A donzella precipitou-se para a porta. Ermelinda largou a cadeira que arrastava e agarrou-a pela cinta fazendo-a recuar. Não lhe restava já senão a força para detel-a. Maria Isabel gritou com todas as suas forças:
― Acuda-me, sr. Francisco, acuda-me. Estou fecha...
Não pôde acabar. A mão d'Ermelinda lhe tapou a bocca, ao mesmo tempo que ella a arrastava comsigo, cercando-a com o outro braço.
Francisco ouvira bastante. Até alli o detivera Miquelina dizendo-lhe colerica que não vivia alli senão uma senhora com sua filha, e que elle pagaria cáro o insulto que fazia a suas amas; porém quando elle ouviu os gritos de soccorro da filha de Ricardo d'Oliveira, deu um encontrão furioso á rapariga e quiz subir. Miquelina agarrou-lhe enraivecida n'uma perna, o que teria feito cahir o filho de Carolina, se, pelo costume dos marinheiros, não estivesse seguro ao corrimão. Susteve-se pois, e, sem voltar o rosto, firmou-se com as duas mãos no corrimão, e assentou rapido um pontapé, com o pé que tinha livre, na face da creada. Ella soltou um grito e foi com as mãos á cára que tinha banhada de sangue. O marinheiro com tres pernadas chegou a cima, e foi á porta do quarto em que a menina soltava gritos abafados, e entre elles escutou o moço o seu nome.
― Eu lá vou sr.ª D. Mariquinhas, eu lá vou.
E começou a abalar a porta furioso. Ermelinda viu que tinha feito quanto era possivel fazer para reter o seu ganha pão, ou antes ganha luxo. Não havia remedio senão ceder. Deixou a orphã e foi á porta, que abriu, gritando:
― Forte patifaria! A casa do cidadão é inviolavel.
― Alcoviteira de má morte, redarguiu o marinheiro, a tua casa é na Relação.
Maria Isabel se aproximou tremula e em desordem.
― Socegue, sr.ª D. Mariquinhas, proseguiu elle, e segure o cabello. Esta feiticeira a despenteou.
A donzella segurou com mão convulsa as tranças que lhe caiam pelas costas.
― Tem tempo. Não se apresse. Está em porto seguro. Eu sirvo-lhe d'ancora, e logo servir-lhe-hão de remos as patas de dois cavallos.
Está distante um nadita uma senhora metida n'uma carroagem à sua espera, e a sr.ª mãe está á porta. Não quiz subir cá a riba, porque não gosta da feiticeira que a logrou.

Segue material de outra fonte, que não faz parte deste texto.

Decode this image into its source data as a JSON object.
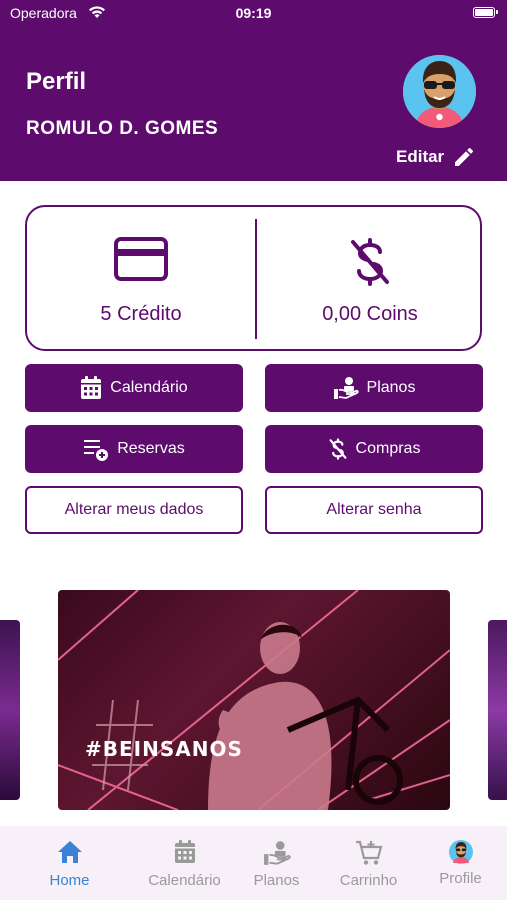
{
  "status_bar": {
    "carrier": "Operadora",
    "time": "09:19"
  },
  "header": {
    "title": "Perfil",
    "user_name": "ROMULO D. GOMES",
    "edit_label": "Editar"
  },
  "balance": {
    "credits": "5 Crédito",
    "coins": "0,00 Coins"
  },
  "actions": {
    "calendar": "Calendário",
    "plans": "Planos",
    "reservations": "Reservas",
    "purchases": "Compras",
    "edit_data": "Alterar meus dados",
    "change_password": "Alterar senha"
  },
  "carousel": {
    "hashtag": "#BEINSANOS"
  },
  "tabbar": {
    "items": [
      {
        "label": "Home",
        "icon": "home-icon",
        "active": true
      },
      {
        "label": "Calendário",
        "icon": "calendar-icon",
        "active": false
      },
      {
        "label": "Planos",
        "icon": "plans-icon",
        "active": false
      },
      {
        "label": "Carrinho",
        "icon": "cart-icon",
        "active": false
      },
      {
        "label": "Profile",
        "icon": "avatar",
        "active": false
      }
    ]
  },
  "colors": {
    "primary": "#5d0c6e",
    "tab_active": "#3b82d6",
    "tab_inactive": "#9a9a9a",
    "tabbar_bg": "#f7f0f8"
  }
}
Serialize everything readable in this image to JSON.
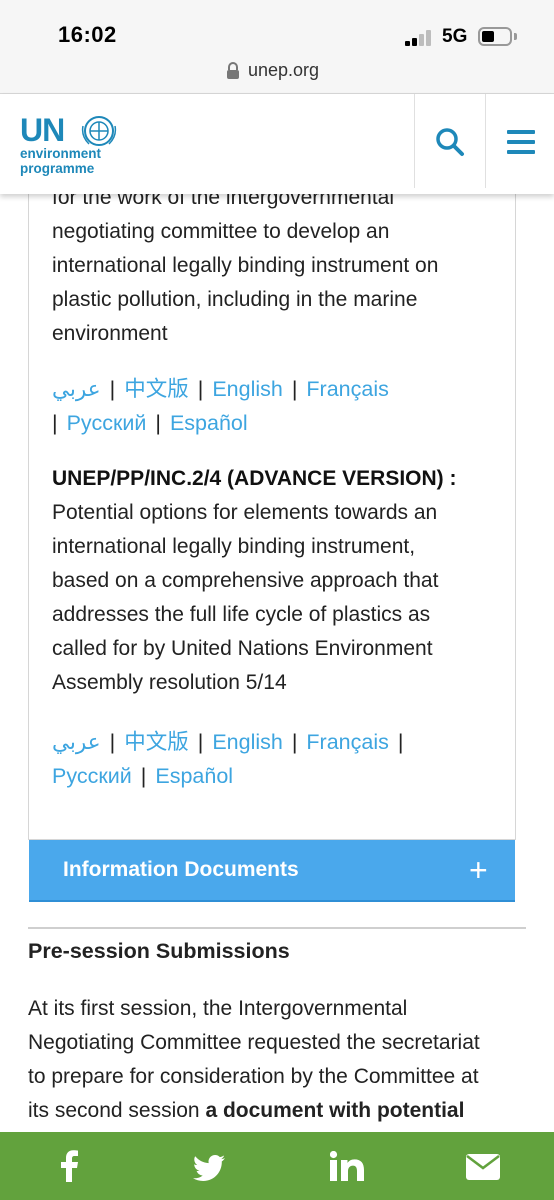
{
  "status_bar": {
    "time": "16:02",
    "network": "5G"
  },
  "browser": {
    "url": "unep.org"
  },
  "header": {
    "logo_un": "UN",
    "logo_line1": "environment",
    "logo_line2": "programme",
    "search_icon": "search-icon",
    "menu_icon": "menu-icon"
  },
  "panel": {
    "intro_lines": [
      "for the work of the intergovernmental",
      "negotiating committee to develop an",
      "international legally binding instrument on",
      "plastic pollution, including in the marine",
      "environment"
    ],
    "languages_1": {
      "arabic": "عربي",
      "chinese": "中文版",
      "english": "English",
      "french": "Français",
      "russian": "Русский",
      "spanish": "Español"
    },
    "doc2_code": "UNEP/PP/INC.2/4 (ADVANCE VERSION) :",
    "doc2_lines": [
      "Potential options for elements towards an",
      "international legally binding instrument,",
      "based on a comprehensive approach that",
      "addresses the full life cycle of plastics as",
      "called for by United Nations Environment",
      "Assembly resolution 5/14"
    ],
    "languages_2": {
      "arabic": "عربي",
      "chinese": "中文版",
      "english": "English",
      "french": "Français",
      "russian": "Русский",
      "spanish": "Español"
    },
    "separator": "|"
  },
  "accordion": {
    "title": "Information Documents",
    "toggle": "+"
  },
  "section": {
    "title": "Pre-session Submissions",
    "lines": [
      "At its first session, the Intergovernmental",
      "Negotiating Committee requested the secretariat",
      "to prepare for consideration by the Committee at"
    ],
    "last_line_plain": "its second session ",
    "last_line_bold": "a document with potential"
  },
  "share_bar": {
    "icons": [
      "facebook-icon",
      "twitter-icon",
      "linkedin-icon",
      "email-icon"
    ],
    "background": "#62a23d"
  },
  "colors": {
    "brand_blue": "#1e88b9",
    "link": "#3da5e0",
    "accordion": "#4aa8ec"
  }
}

― Marióla! ― bradou Ermelinda.
A orphã, para evitar contendas, apressou-se a perguntar quem era a senhora que a esperava.

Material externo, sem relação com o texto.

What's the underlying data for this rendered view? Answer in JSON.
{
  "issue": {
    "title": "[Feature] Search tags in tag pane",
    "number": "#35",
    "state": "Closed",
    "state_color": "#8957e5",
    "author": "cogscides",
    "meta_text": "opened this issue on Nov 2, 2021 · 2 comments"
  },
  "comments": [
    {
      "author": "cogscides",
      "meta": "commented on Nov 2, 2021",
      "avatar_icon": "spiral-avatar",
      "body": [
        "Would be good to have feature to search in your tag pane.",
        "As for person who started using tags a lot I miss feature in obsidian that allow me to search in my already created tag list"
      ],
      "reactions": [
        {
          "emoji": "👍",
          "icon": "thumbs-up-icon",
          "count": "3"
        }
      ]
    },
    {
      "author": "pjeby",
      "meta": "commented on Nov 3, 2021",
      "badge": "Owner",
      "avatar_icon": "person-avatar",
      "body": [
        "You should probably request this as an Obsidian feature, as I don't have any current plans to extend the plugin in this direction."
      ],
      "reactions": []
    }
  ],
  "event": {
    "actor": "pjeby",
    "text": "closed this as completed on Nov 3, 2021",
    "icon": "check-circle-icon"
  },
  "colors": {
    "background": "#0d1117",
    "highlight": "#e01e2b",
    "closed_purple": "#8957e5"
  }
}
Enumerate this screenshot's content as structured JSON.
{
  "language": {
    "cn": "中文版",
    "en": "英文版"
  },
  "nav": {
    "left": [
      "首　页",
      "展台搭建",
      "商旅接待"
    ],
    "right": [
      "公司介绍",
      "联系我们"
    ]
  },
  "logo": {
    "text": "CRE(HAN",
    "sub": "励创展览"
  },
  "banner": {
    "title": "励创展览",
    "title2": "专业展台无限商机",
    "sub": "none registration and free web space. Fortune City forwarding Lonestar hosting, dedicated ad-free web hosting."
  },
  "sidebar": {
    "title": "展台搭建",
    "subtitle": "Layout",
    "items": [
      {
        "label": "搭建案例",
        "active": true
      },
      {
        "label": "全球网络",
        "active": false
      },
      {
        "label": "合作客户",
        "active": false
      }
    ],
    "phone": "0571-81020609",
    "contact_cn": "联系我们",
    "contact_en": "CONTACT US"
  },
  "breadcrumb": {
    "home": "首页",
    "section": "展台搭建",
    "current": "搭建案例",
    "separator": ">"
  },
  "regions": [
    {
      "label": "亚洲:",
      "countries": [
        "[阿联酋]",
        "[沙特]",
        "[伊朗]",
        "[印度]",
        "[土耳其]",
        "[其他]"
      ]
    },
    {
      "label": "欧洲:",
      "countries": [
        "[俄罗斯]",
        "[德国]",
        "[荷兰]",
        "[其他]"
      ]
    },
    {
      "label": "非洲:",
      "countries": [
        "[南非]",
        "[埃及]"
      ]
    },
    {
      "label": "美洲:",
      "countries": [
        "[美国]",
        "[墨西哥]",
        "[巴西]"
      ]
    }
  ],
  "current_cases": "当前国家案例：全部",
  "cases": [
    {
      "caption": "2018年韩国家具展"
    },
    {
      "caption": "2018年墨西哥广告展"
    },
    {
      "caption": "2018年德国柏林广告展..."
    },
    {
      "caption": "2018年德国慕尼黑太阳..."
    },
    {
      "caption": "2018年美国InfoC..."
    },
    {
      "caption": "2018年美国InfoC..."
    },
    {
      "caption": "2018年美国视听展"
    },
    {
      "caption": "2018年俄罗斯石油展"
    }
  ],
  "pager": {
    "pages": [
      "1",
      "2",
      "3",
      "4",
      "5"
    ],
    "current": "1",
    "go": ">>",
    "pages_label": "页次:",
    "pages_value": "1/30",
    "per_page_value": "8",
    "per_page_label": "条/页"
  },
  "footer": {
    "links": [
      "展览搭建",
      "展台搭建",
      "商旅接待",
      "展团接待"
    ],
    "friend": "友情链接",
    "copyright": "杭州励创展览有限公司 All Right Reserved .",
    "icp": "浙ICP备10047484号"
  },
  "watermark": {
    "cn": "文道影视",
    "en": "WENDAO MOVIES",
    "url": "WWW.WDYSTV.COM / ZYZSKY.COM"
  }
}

― É uma senhora ― respondeu elle sorrindo manhoso ― que encontramos á porta de um fabricante a fazer as mesmas perguntas que eu e a sr.ª mãe fizemos. Mas está prompta? Desça adiante para eu a guardar; não vá encalhar em estes recifes da breca.
― A minha parenta, disse Ermelinda pondo-se diante da jovem, não sai d'aqui.

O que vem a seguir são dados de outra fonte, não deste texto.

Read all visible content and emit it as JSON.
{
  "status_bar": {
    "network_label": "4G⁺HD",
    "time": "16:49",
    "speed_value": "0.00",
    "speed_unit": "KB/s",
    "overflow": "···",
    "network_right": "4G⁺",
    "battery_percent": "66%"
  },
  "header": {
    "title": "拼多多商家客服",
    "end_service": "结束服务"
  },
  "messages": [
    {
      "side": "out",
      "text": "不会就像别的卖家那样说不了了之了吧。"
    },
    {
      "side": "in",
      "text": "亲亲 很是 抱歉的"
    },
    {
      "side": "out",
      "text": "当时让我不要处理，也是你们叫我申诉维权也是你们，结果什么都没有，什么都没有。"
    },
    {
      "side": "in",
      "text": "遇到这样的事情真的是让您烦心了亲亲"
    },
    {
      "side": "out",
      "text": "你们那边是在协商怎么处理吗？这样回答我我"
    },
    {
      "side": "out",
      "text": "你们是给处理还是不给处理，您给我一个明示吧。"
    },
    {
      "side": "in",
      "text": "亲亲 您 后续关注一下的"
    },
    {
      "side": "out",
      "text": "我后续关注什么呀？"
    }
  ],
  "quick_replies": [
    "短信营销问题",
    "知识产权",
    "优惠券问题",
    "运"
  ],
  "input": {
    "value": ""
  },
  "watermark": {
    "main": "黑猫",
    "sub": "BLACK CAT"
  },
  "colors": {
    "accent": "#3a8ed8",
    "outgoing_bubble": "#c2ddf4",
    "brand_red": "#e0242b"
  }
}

― Vai chamar parenta ás da tua egualha, velha alcoviteira! Deixa passar a sr.ª D. Mariquinhas ou te pespego dois murros!...
― Não saí d'aqui ao menos sem pagar o vestido que traz, e o gasto que cá fez.
― Eu pago-te tudo n'um iste, como ha pouco paguei á tua creadinha das duzias!..
O marinheiro levantou o murro fechado sobre Ermelinda. Esta teve medo e recuou gritando:
― Ha-de-me pagar o vestido que traz, senão grito-aqui d'el-rei. O filho de Carolina não a proseguiu. Maria Isabel o detinha dizendo:
― Pelo amor do ceu, sr. Francisco, não lhe faça mal.
― Venha então, e deixemos a velha coruja.
Ermelinda continuava a bradar que lhe pagassem o vestido e a despesa que a sua parenta lhe fizera. A este tempo a esposa de Custodio da Cunha chamada por Carolina (que ouvira o barulho que ia em cima e chamára auxilio) subia a escada e respondeu a Ermelinda:
― Mandar-lhe-hemos toda a roupa que a sr.ª D. Maria Isabel leva sua. Ella não quer nada de fonte suspeita, nem dons chorados. Menina, venha comigo. Tinha uma filha; terei agora duas.
Maria Isabel balbuciando agradecimentos seguiu a sr.ª desconhecida, que lhe pegara do braço e a beijára com affecto.
Ermelinda não se atreveu a gritar mais, e vendo Francisco ficar, receiou não sem motivo, que elle a quizesse mimosear com algum murro.
Fechou-se á pressa no quarto. O marinheiro abanou a cabeça em ar de zanga e ameaça e agarraudo-se ao corrimão, deixou-se ir pelas escadas abaixo, escorregando quasi como se fosse por uma ladeira. E reuniu-se ás duas senhoras e a sua mãe.